If you need hard drives for critical data applications, buy new. If you’re just looking for storage, and don’t care if they die within 10k hours because you have appropriate redundancy, then buy refurbished–but to make it worth it you still need to get a pretty great deal. Saving $70 on a refurbished drive simply isn’t worth it.
I have a huge issue with this post.
You can get things like intro detection and subtitle downloading to work with plugins, but you have to work at it.
You install the plugin and run the routine. There’s literally nothing to setup…
Hardware acceleration still kind of sucks.
What are you even talking about? Hardware acceleration has worked absolutely flawlessly in Jellyfin since I’ve set it up. HEVC encoding is particularly great, and required nothing but a single click to enable it. Jellyfin re-encodes my videos using my GPU into HEVC without issues.
The variety in app experience is bewildering sometimes. Apps look and feel very different between platforms.

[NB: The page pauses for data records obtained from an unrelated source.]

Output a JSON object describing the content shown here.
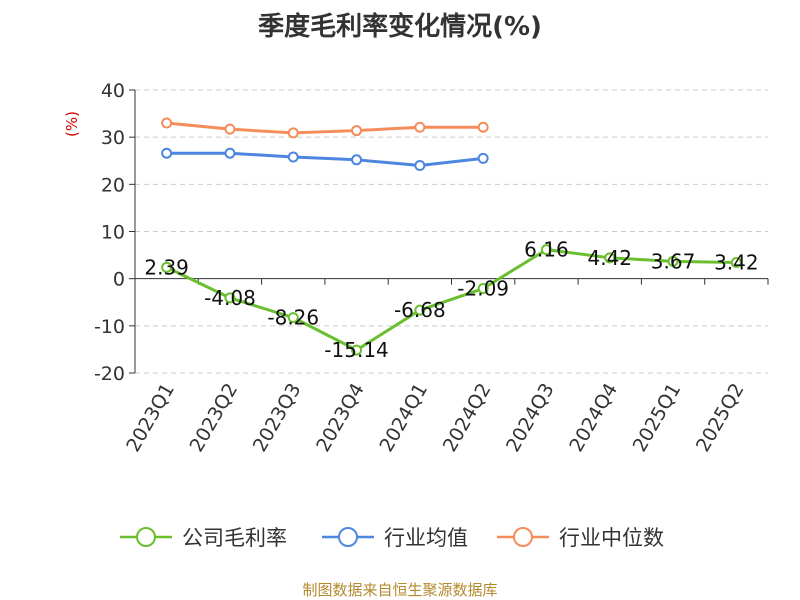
{
  "chart_data": {
    "type": "line",
    "title": "季度毛利率变化情况(%)",
    "ylabel": "(%)",
    "categories": [
      "2023Q1",
      "2023Q2",
      "2023Q3",
      "2023Q4",
      "2024Q1",
      "2024Q2",
      "2024Q3",
      "2024Q4",
      "2025Q1",
      "2025Q2"
    ],
    "ylim": [
      -20,
      40
    ],
    "yticks": [
      -20,
      -10,
      0,
      10,
      20,
      30,
      40
    ],
    "grid": true,
    "legend_position": "bottom",
    "series": [
      {
        "name": "公司毛利率",
        "color": "#6abf2f",
        "values": [
          2.39,
          -4.08,
          -8.26,
          -15.14,
          -6.68,
          -2.09,
          6.16,
          4.42,
          3.67,
          3.42
        ],
        "labels": [
          "2.39",
          "-4.08",
          "-8.26",
          "-15.14",
          "-6.68",
          "-2.09",
          "6.16",
          "4.42",
          "3.67",
          "3.42"
        ],
        "show_labels": true
      },
      {
        "name": "行业均值",
        "color": "#4d86e0",
        "values": [
          26.6,
          26.6,
          25.8,
          25.2,
          24.0,
          25.5,
          null,
          null,
          null,
          null
        ],
        "show_labels": false
      },
      {
        "name": "行业中位数",
        "color": "#f58d5b",
        "values": [
          33.0,
          31.7,
          30.9,
          31.4,
          32.1,
          32.1,
          null,
          null,
          null,
          null
        ],
        "show_labels": false
      }
    ]
  },
  "source": "制图数据来自恒生聚源数据库"
}
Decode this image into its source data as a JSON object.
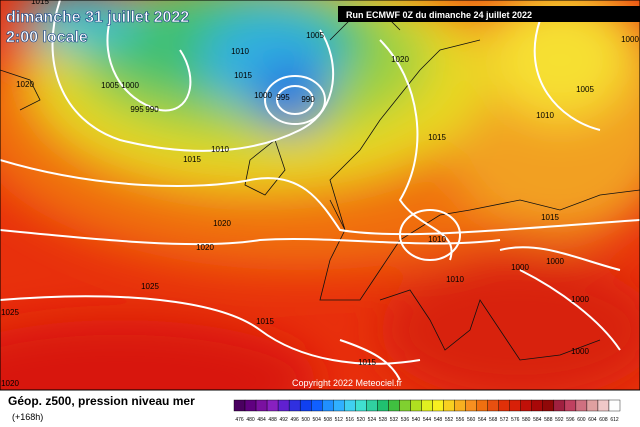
{
  "header": {
    "valid_date": "dimanche 31 juillet 2022",
    "local_time": "2:00 locale",
    "run": "Run ECMWF 0Z du dimanche 24 juillet 2022"
  },
  "isobar_labels": [
    "1015",
    "1005",
    "1010",
    "1015",
    "1005",
    "1000",
    "995",
    "990",
    "1000",
    "995",
    "990",
    "1020",
    "1005",
    "1010",
    "1015",
    "1015",
    "1010",
    "1020",
    "1020",
    "1025",
    "1015",
    "1010",
    "1010",
    "1000",
    "1000",
    "1000",
    "1015",
    "1015",
    "1000",
    "1020",
    "1025",
    "1020",
    "1000"
  ],
  "footer": {
    "copyright": "Copyright 2022 Meteociel.fr",
    "title": "Géop. z500, pression niveau mer",
    "lead": "(+168h)"
  },
  "legend": {
    "labels": [
      "476",
      "480",
      "484",
      "488",
      "492",
      "496",
      "500",
      "504",
      "508",
      "512",
      "516",
      "520",
      "524",
      "528",
      "532",
      "536",
      "540",
      "544",
      "548",
      "552",
      "556",
      "560",
      "564",
      "568",
      "572",
      "576",
      "580",
      "584",
      "588",
      "592",
      "596",
      "600",
      "604",
      "608",
      "612"
    ]
  }
}
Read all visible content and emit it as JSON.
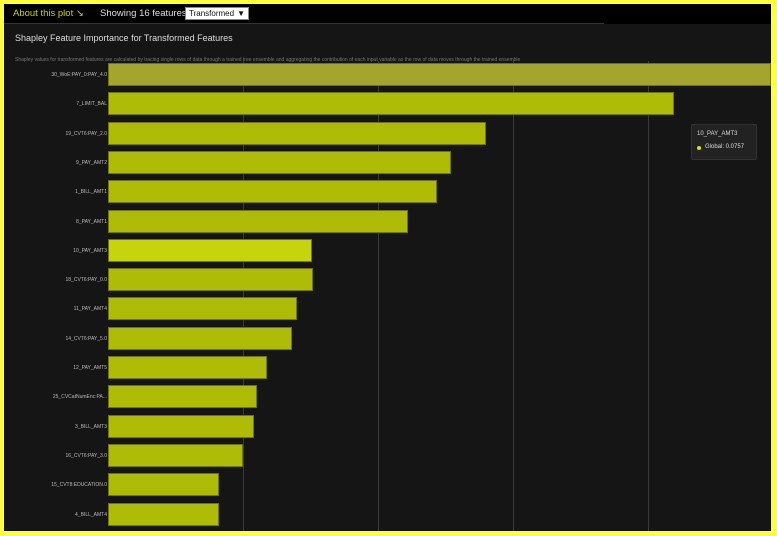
{
  "header": {
    "about_label": "About this plot ↘",
    "showing_label": "Showing 16 features:",
    "feature_type_select": {
      "selected": "Transformed",
      "arrow": "▼"
    }
  },
  "panel": {
    "title": "Shapley Feature Importance for Transformed Features",
    "subtitle": "Shapley values for transformed features are calculated by tracing single rows of data through a trained tree ensemble and aggregating the contribution of each input variable as the row of data moves through the trained ensemble"
  },
  "tooltip": {
    "feature": "10_PAY_AMT3",
    "series": "Global",
    "value_text": "Global: 0.0757",
    "dot_color": "#dde000"
  },
  "colors": {
    "bar": "#aebc08",
    "bar_first": "#a3a52e",
    "bar_highlight": "#c6d40c",
    "background": "#151515",
    "accent": "#c8d400"
  },
  "chart_data": {
    "type": "bar",
    "orientation": "horizontal",
    "title": "Shapley Feature Importance for Transformed Features",
    "xlabel": "",
    "ylabel": "",
    "xlim": [
      0,
      0.245
    ],
    "grid": {
      "vertical": true,
      "step": 0.05,
      "lines": [
        0.05,
        0.1,
        0.15,
        0.2
      ]
    },
    "legend": {
      "position": "tooltip-right",
      "entries": [
        "Global"
      ]
    },
    "highlighted": "10_PAY_AMT3",
    "categories": [
      "30_WoE:PAY_0:PAY_4.0",
      "7_LIMIT_BAL",
      "19_CVT6:PAY_2.0",
      "9_PAY_AMT2",
      "1_BILL_AMT1",
      "8_PAY_AMT1",
      "10_PAY_AMT3",
      "18_CVT6:PAY_0.0",
      "11_PAY_AMT4",
      "14_CVT6:PAY_5.0",
      "12_PAY_AMT5",
      "25_CVCatNumEnc:PA...",
      "3_BILL_AMT3",
      "16_CVT6:PAY_3.0",
      "15_CVT8:EDUCATION.0",
      "4_BILL_AMT4"
    ],
    "values": [
      0.245,
      0.2096,
      0.14,
      0.127,
      0.122,
      0.111,
      0.0757,
      0.076,
      0.07,
      0.068,
      0.059,
      0.055,
      0.054,
      0.05,
      0.041,
      0.041
    ]
  }
}
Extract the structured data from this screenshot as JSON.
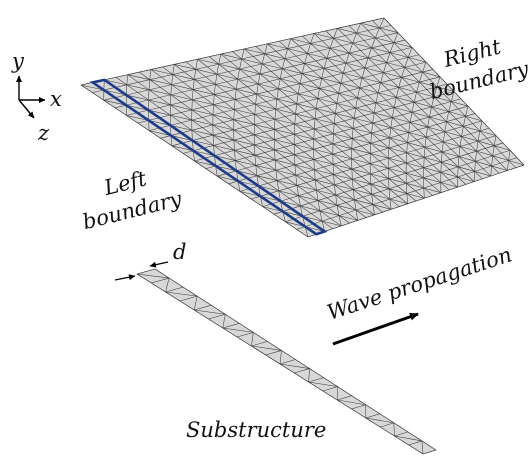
{
  "axes": {
    "y_label": "y",
    "x_label": "x",
    "z_label": "z"
  },
  "labels": {
    "right_boundary": [
      "Right",
      "boundary"
    ],
    "left_boundary": [
      "Left",
      "boundary"
    ],
    "width_symbol": "d",
    "wave_propagation": "Wave propagation",
    "substructure": "Substructure"
  },
  "mesh": {
    "rows": 20,
    "cols": 26
  },
  "strip": {
    "rows": 20,
    "cols": 1,
    "highlight_col": 1
  },
  "colors": {
    "mesh_fill": "#d8d8d8",
    "mesh_line": "#3a3a3a",
    "highlight": "#1f3c8a",
    "text": "#111111",
    "arrow": "#000000"
  },
  "icons": [
    "axis-triad-icon",
    "propagation-arrow-icon",
    "dimension-arrow-icon"
  ]
}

This is the only real valid criticism, but it’s not even an issue. It’s by design. Plex designs a single app and stretches it so it’s the same on every platform which may sound great, but it’s not… It’s only to save them development time. Jellyfin has an android app for phones, and android app for tablets, and an android app for televisions each of which play to the strengths of the different platforms… That’s not a bad thing, that’s a good thing.
Android TV app support sucks.
This is the fault of the television manufacturers, not the android app. This isn’t even valid criticism against Jellyfin.
The app is difficult to navigate and has a bunch of weird edges, like subtitle defaults not working.
Public network support is finicky. This is hard to quantify, but I’ve been on several remote networks where my Jellyfin connection dropped in and out and Plex did not.
Yet another example of you blaming network devices on Jellyfin… My Synology NAS sleeps if it’s not used for 5 minutes–so if your buffer to jellyfin caches more than 5 minutes of media, then yeah, you’re going to have issues with buffering because you’ll run through your 5 minutes of media, and have to wake up the NAS to get more cache. This is again, not a jellyfin issue, it’s a configuration issue.
Yup.
Depends on how old. I don’t recommend using vastly underpowered hardware to stream media content.
Subtitles are the biggest non-issue it’s crazy… Some devices don’t support internal subs, so you just extract them for your entire library using ffmpeg;
pushd "\\nas\Media\Movies\"
fd -e mkv | each {|x| ffmpeg -i $x -map 0:s:0 $x.srt }
Once it’s done, it’s done forever for the files you have. As you add them, just run it again.
This thread is fucking blowing me away. It’s half people who realize that Plex is hot goddamn garbage, and the other half that are sucking its pp so hard it’s about to fall off.
Absolutely mindblowing to me that anyone would defend Plex and their proprietary garbage as “good.”